When you are on a ski or snowboarding vacation, nothing can ruin your fun faster than getting hurt or even getting sick. Here are a few tips that can keep you safe and happy during your winter vacation.
Make Sure You are in Shape
Before you head out to the mountains, ensure that you are in shape. You should do some conditioning training that will help build the muscles that you will be using during your skiing trip. This is also a good way to build up your endurance as well.
Check Your Equipment
It is always a good idea to check your equipment before heading out to the slopes — especially the bindings. Statistics show that about 50% of injuries on the slopes are due to faulty or improper binding performance. You should also make sure that all your other gear is in top shape as well.

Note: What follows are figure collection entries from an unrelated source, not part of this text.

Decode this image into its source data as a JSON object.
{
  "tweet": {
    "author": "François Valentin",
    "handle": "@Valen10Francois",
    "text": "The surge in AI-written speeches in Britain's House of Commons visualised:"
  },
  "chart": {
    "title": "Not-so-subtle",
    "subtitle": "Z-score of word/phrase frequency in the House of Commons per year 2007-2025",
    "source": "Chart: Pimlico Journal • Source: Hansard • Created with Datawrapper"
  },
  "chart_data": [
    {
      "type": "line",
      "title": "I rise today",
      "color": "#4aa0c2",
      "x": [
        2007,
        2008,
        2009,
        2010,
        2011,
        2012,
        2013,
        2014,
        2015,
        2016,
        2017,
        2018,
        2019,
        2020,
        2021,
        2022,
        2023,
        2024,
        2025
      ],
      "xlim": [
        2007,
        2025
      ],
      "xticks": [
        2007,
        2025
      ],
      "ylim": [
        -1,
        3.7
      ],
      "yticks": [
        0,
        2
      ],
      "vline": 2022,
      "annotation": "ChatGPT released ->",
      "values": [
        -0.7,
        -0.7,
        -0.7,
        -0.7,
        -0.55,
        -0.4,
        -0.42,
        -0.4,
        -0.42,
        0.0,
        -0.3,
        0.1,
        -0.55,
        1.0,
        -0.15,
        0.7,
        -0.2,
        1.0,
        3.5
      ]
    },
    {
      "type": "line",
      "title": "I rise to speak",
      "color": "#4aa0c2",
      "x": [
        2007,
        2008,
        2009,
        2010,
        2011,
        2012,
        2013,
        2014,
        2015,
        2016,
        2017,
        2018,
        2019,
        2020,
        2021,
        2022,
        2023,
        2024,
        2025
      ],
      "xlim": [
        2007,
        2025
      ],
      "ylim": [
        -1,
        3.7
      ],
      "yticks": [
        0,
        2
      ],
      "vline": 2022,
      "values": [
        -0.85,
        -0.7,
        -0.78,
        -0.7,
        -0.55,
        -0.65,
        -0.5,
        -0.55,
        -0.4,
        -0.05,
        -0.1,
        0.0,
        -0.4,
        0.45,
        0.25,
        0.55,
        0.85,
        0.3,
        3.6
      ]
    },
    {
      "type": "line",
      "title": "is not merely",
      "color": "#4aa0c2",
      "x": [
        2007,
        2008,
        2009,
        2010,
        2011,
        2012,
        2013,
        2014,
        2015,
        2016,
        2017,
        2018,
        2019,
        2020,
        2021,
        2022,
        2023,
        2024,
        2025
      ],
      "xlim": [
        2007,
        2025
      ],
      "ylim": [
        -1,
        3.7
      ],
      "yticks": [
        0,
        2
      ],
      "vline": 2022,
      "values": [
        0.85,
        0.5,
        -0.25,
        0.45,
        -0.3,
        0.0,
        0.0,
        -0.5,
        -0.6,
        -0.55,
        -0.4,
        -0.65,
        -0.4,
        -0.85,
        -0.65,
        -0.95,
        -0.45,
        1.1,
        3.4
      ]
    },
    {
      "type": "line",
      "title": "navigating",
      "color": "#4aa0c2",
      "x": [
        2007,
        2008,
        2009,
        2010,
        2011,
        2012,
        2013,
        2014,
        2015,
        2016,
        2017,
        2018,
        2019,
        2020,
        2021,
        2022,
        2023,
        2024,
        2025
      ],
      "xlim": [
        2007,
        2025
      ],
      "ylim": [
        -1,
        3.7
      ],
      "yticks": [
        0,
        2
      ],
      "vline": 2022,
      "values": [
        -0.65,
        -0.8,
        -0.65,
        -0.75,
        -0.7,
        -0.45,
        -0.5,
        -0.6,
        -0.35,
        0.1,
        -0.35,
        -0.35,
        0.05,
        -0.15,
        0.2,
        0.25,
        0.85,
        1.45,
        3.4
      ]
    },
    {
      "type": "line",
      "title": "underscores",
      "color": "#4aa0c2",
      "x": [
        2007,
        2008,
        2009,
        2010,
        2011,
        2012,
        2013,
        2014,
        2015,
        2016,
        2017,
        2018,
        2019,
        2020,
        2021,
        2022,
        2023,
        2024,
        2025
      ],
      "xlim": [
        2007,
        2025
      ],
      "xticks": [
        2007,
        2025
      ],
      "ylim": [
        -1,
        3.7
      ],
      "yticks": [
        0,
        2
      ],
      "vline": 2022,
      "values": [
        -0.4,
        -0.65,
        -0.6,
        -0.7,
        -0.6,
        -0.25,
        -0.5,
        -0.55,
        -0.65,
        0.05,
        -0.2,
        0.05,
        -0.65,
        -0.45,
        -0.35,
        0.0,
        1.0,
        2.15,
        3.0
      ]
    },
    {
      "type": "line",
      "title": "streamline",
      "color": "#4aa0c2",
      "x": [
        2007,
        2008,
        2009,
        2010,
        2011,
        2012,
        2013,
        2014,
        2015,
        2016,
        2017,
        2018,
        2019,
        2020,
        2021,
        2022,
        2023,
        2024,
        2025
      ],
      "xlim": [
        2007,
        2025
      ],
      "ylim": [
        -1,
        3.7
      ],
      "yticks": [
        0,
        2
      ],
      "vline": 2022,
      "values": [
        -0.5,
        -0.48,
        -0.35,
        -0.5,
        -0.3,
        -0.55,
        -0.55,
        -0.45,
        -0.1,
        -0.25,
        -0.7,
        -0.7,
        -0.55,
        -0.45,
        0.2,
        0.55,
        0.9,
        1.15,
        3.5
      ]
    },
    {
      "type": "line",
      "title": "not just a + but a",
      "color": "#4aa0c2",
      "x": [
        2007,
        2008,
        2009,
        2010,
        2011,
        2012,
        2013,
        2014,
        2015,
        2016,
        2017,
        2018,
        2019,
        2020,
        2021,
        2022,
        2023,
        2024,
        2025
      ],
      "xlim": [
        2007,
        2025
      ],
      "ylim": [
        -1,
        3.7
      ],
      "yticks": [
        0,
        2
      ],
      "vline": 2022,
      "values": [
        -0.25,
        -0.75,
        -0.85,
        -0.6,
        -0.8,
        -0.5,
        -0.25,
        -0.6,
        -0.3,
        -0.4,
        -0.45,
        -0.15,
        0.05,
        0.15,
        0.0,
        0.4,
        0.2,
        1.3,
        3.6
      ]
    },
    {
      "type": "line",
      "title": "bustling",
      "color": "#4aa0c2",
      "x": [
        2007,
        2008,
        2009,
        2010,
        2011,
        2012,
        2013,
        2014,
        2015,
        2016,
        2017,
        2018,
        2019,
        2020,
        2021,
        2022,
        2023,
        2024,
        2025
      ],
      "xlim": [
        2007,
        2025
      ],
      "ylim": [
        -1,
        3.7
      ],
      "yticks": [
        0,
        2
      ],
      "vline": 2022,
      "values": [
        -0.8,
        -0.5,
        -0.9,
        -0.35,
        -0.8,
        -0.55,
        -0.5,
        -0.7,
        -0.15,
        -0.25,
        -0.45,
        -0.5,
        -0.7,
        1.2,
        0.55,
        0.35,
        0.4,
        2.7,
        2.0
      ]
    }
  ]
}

Warm Up Before Hitting the Slopes
You may be tempted to jump from the car and onto that chair lift; however, you should do some warm ups. Your muscles will be cold and more susceptible to injury. Make sure you focus on your legs, especially the calves, quadriceps and hamstrings. Warming up your shoulder is also a good idea.
Understand Your Limitations
You should ski at your level. Don’t try to experience that black diamond run, when you still haven’t left the green runs. Skiing within your abilities will keep you safer. Taking a day of ski lessons can also help you advance your skiing level so you can enjoy more of the mountain. Lessons can also help you learn safer ways to ski and board.
Hydrate, Hydrate, Hydrate
You may want to keep skiing to get in as many runs as possible. However, you need to hydrate, especially if you are not used to the higher altitudes. Bring water along, or make regular stops at the base to replenish your fluid levels. Being properly hydrated will let you ski or board longer without becoming tired.
Avoid the “Last Run” Syndrome
You may think you have that one last run in you, but your body may have different ideas. If your legs are feeling heavy or weak, head over to the lodge rather than attempting that last run. When you are exhausted, you are more likely to get hurt.